Por eso me parece positivo que los procesos internos incorporen filtros más amplios. Ya no se trata solamente de medir quién es más popular, sino también de revisar la integridad de los perfiles, sus antecedentes, su conducta y la confianza que generan en la sociedad. Al final, un liderazgo no se construye con discursos, sino con una historia de vida.
Quien aspira a representar a la ciudadanía debe entender que el cargo nunca puede convertirse en un objetivo personal. Los puestos públicos son una responsabilidad temporal que solo tienen sentido cuando sirven para transformar la vida de las personas. La política pierde su esencia cuando se convierte en una disputa de intereses o de ambiciones individuales y recupera su grandeza cuando vuelve a poner en el centro a la gente.
Las campañas, además, son un permanente ejercicio de aprendizaje. Uno aprende de los aciertos, pero también de los errores; aprende de quienes coinciden con nuestras ideas y de quienes piensan diferente. Escuchar con respeto nunca debilita a un liderazgo; por el contrario, lo fortalece. Ningún gobernante, por preparado que esté, puede conocer todas las respuestas si antes no conoce las preguntas que se hacen los ciudadanos.
En campaña no se puede ser selectivo, al menos yo jalaba a todos sin importarme su filiación o corriente política a la que pertenecieran.
Cuando pedía el voto lo hacía de manera personal y mirando siempre a los ojos a la persona, de esa manera nos conectábamos en nuestros sentimientos y aspiraciones.

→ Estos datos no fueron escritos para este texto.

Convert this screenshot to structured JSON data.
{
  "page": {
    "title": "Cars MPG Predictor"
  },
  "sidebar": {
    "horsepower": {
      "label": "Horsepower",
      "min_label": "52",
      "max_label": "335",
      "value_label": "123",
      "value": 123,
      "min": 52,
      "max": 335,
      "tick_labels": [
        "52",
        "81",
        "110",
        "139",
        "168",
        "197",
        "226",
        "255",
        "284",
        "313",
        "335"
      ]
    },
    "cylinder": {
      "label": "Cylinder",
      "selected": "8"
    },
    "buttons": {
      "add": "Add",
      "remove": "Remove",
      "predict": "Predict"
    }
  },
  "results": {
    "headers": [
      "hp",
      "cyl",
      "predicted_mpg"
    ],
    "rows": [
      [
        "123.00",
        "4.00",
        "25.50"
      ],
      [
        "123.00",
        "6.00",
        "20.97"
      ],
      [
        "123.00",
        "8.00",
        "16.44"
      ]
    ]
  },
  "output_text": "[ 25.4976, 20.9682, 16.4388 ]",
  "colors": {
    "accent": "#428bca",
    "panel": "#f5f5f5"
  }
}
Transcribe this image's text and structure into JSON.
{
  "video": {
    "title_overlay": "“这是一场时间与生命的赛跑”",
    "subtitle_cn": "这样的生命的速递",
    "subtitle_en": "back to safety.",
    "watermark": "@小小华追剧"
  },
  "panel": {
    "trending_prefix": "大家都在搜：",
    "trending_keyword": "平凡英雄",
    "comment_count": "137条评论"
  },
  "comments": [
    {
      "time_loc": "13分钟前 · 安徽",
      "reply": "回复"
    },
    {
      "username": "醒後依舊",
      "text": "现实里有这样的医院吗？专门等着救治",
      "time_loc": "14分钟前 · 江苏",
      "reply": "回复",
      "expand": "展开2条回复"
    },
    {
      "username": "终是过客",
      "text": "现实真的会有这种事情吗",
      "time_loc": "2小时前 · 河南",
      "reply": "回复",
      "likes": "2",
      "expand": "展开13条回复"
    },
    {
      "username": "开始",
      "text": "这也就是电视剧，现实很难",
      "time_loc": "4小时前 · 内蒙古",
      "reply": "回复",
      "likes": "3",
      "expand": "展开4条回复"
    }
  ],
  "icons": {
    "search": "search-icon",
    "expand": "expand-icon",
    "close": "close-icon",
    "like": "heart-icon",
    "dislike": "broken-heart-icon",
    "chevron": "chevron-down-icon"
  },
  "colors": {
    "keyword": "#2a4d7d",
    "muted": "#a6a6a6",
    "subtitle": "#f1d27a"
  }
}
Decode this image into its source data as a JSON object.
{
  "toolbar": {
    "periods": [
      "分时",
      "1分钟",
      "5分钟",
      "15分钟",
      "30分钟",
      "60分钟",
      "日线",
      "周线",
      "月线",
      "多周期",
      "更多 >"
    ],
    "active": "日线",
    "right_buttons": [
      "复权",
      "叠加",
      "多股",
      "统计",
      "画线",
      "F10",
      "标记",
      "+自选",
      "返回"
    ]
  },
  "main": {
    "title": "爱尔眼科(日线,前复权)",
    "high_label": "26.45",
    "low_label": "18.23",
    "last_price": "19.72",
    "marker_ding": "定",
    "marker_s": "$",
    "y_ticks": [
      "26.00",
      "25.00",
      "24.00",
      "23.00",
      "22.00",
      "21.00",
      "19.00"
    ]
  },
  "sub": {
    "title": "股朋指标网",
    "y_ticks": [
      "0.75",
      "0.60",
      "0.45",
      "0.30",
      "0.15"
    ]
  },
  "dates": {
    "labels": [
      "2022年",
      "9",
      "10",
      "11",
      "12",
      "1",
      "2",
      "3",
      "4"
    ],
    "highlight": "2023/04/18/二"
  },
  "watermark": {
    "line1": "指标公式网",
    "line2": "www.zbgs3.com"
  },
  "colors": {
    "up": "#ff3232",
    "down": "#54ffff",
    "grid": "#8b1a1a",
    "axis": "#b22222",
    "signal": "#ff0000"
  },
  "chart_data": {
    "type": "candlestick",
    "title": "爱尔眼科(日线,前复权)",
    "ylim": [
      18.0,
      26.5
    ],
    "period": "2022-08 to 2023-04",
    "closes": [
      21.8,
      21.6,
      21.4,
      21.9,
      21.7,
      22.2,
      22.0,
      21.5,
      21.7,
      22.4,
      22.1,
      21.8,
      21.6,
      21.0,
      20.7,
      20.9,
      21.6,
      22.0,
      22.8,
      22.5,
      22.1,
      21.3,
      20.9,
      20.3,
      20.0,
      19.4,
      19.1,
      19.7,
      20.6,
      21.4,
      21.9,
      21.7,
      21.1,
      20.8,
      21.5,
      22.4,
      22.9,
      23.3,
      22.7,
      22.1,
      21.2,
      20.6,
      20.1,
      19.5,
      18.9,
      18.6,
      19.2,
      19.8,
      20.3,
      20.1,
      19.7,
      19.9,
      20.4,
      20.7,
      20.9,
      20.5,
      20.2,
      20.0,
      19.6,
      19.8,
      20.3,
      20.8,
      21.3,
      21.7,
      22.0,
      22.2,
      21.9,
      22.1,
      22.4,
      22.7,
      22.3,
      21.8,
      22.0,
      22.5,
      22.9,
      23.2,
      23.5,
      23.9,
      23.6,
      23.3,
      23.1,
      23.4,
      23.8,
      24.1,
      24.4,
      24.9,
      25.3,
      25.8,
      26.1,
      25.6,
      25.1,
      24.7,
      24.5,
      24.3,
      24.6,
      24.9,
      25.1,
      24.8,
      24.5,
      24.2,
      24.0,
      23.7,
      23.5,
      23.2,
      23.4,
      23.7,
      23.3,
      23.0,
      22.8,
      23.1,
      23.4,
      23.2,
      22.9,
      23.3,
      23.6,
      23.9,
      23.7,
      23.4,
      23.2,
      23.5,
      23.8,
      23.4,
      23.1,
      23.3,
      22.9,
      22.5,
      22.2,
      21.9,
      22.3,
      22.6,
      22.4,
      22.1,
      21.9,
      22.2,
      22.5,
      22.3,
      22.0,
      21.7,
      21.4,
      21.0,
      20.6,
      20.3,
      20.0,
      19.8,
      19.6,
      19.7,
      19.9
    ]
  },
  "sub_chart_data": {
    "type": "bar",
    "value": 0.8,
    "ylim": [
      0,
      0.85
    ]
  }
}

Y siempre hablarles con la verdad: la gente no es tonta, sabe distinguir entre el político sincero y el demagogo. Lo que sale del corazón, llega al corazón
Al final, la política sigue siendo un ejercicio de cercanía humana. La humildad siempre abrirá más puertas que la soberbia; la verdad tendrá más fuerza que la descalificación; y el servicio a la gente siempre será el mejor argumento para pedir nuevamente su confianza.

Del anecdotario

Andábamos en campaña por la Costa Chica, la gente generosa, como siempre, nos ofreció una suculenta barbacoa acapoñanada, chilate con hojaldra y agua de jamaica.
Le sugerí a mi suplente a diputado federal, muy jovencito y muy querido para mí, El Gran Chani, que se la llevara tranquila porque el chilate combinado con agua de jamaica, más el mole y la barbacoa, eran una bomba para el estómago.
Chani no siguió mis recomendaciones y, al fin joven, le entró a todo con singular alegría.
Cuando partíamos al siguiente punto de la gira, busqué a Chani para que se incorporara a mi camioneta, pero este no estaba, ya que los estragos del mole con el chilate y el agua de jamaica le habían cobrado la factura…
Pero en campaña todo es bonito…
La política es así…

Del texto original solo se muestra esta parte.